5. O Supremo Tribunal Federal reconheceu a mora legislativa do Presidente da República para regulamentar o art. 40, § 4º, inc. III, da Constituição da República e determinou a aplicação da regra do art. 57 da Lei n. 8.213/1991, de modo a viabilizar que a Administração Pública analise o requerimento de aposentadoria especial formulado por servidor público que exerce suas atividades em condições insalubres. Nesse sentido: MI 721, Rel. Min. Marco Aurélio, Plenário, DJe 30.11.2007; MI 788, Rel. Min. Ayres Britto, Plenário, DJe 8.5.2009; e MI 795, de minha relatoria, Plenário, DJe 22.5.2009.
Ao apreciar questão de ordem suscitada pelo Ministro Joaquim Barbosa no julgamento do Mandado de Injunção n. 795, de minha relatoria, decidiu-se que os Ministros do Supremo Tribunal poderiam julgar, monocraticamente, os mandados de injunção que objetivassem garantir aos impetrantes o direito à aposentadoria especial a que se refere o art. 40, § 4º, inc. III, da Constituição da República, determinando a aplicação da regra do art. 57 da Lei n. 8.213/1991, no que coubesse.
6. Com a edição da Emenda Constitucional n. 47/2005, foram introduzidas duas novas hipóteses, que, se configuradas, podem gerar ao servidor público o direito à aposentadoria especial: ser portador de deficiência ou exercer atividade de risco.
Verifica-se que as decisões anterior proferidas em mandados de injunção pelo Supremo Tribunal Federal promoveram a integração da norma constitucional sobre aposentadoria especial nos termos do inc.
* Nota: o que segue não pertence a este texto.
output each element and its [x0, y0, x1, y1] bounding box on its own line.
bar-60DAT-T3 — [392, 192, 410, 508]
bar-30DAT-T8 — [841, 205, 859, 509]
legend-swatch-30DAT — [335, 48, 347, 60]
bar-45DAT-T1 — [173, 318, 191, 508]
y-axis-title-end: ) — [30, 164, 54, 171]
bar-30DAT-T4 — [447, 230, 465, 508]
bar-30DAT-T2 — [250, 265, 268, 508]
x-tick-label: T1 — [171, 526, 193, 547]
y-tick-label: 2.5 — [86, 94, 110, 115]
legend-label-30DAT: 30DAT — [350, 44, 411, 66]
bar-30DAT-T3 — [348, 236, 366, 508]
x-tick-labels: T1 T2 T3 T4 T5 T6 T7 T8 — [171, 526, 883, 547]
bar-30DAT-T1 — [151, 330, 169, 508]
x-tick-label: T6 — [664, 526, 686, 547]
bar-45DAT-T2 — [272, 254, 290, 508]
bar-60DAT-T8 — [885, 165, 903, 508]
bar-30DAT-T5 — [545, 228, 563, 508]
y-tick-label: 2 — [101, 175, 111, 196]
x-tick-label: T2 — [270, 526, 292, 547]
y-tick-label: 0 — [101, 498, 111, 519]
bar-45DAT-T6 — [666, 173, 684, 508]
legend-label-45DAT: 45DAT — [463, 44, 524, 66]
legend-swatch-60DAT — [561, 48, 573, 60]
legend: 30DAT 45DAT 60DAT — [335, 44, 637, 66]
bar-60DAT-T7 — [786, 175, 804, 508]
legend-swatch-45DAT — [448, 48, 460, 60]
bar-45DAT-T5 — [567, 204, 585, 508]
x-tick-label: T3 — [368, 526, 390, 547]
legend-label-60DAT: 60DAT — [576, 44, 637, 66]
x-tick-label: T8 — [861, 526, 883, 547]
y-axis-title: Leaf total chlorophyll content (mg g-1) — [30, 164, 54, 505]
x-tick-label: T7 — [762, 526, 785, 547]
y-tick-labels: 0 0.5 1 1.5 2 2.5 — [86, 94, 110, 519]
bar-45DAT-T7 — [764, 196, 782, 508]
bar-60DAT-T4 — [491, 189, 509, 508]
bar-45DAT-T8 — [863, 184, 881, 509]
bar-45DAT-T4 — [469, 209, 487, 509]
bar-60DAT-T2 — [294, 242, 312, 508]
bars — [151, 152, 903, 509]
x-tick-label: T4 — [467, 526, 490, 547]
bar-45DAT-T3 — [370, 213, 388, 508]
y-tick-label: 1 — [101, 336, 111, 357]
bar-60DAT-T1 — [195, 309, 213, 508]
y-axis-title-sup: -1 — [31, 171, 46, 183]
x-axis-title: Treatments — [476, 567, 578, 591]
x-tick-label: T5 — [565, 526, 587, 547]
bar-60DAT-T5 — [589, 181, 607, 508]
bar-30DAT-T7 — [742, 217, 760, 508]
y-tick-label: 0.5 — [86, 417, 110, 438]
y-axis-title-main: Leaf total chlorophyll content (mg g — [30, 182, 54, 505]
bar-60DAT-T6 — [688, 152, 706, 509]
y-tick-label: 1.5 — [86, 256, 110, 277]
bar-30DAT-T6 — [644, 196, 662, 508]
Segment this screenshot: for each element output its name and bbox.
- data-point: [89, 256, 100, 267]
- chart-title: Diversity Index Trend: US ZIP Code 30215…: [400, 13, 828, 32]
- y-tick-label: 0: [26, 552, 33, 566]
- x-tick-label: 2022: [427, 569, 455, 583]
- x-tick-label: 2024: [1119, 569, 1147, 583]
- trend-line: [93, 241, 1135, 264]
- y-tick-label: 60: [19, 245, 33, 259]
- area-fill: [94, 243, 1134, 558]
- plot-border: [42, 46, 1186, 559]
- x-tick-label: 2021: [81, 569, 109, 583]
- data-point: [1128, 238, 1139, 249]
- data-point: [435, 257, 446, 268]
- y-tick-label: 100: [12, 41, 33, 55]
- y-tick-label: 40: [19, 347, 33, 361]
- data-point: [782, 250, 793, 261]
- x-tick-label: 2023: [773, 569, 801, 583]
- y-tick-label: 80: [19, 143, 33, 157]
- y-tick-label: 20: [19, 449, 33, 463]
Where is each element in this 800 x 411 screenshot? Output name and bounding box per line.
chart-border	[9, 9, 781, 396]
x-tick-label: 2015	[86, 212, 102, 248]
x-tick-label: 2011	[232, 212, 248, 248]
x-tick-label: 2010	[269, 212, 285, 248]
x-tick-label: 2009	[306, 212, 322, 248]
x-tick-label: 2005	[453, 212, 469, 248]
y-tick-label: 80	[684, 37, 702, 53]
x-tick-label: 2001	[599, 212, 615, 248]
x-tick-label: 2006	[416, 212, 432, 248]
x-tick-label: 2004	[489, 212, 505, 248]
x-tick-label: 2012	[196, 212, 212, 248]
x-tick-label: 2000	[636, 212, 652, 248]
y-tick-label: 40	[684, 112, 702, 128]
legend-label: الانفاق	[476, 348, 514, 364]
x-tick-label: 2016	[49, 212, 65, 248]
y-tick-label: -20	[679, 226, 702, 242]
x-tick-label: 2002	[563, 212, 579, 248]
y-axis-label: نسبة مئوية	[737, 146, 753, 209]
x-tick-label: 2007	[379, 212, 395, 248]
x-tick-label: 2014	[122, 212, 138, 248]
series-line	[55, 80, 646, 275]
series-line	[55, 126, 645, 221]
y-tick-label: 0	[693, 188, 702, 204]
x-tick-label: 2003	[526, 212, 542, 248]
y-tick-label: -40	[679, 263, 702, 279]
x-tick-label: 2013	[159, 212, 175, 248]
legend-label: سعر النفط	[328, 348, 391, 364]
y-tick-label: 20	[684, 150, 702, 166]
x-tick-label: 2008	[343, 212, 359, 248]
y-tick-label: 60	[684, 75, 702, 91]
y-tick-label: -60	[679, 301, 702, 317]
III do § 4º do art. 40 da Constituição da República, pois tiveram como sujeitos ativos servidores públicos que exerciam suas atividades sob condições especiais que prejudicam a saúde ou a integridade física.
Assim, caracterizada a mora legislativa e a titularidade do direito dos impetrantes, foi concedida parcialmente a ordem para lhes assegurar a aplicação do art. 57 da Lei n. 8.213/1991, no que coubesse e a partir da comprovação dos seus dados pela autoridade administrativa competente.
Comprovou-se a identidade da hipótese descrita no caput do art. 57 da Lei n. 8.213/1991 e aquela do inc. III do § 4º do art. 40 da Constituição da República. Daí a viabilidade da integração dessa norma constitucional carente de regulamentação pela aplicação do artigo regulamentador do direito à aposentadoria especial dos segurados do Regime Geral da Previdência Social.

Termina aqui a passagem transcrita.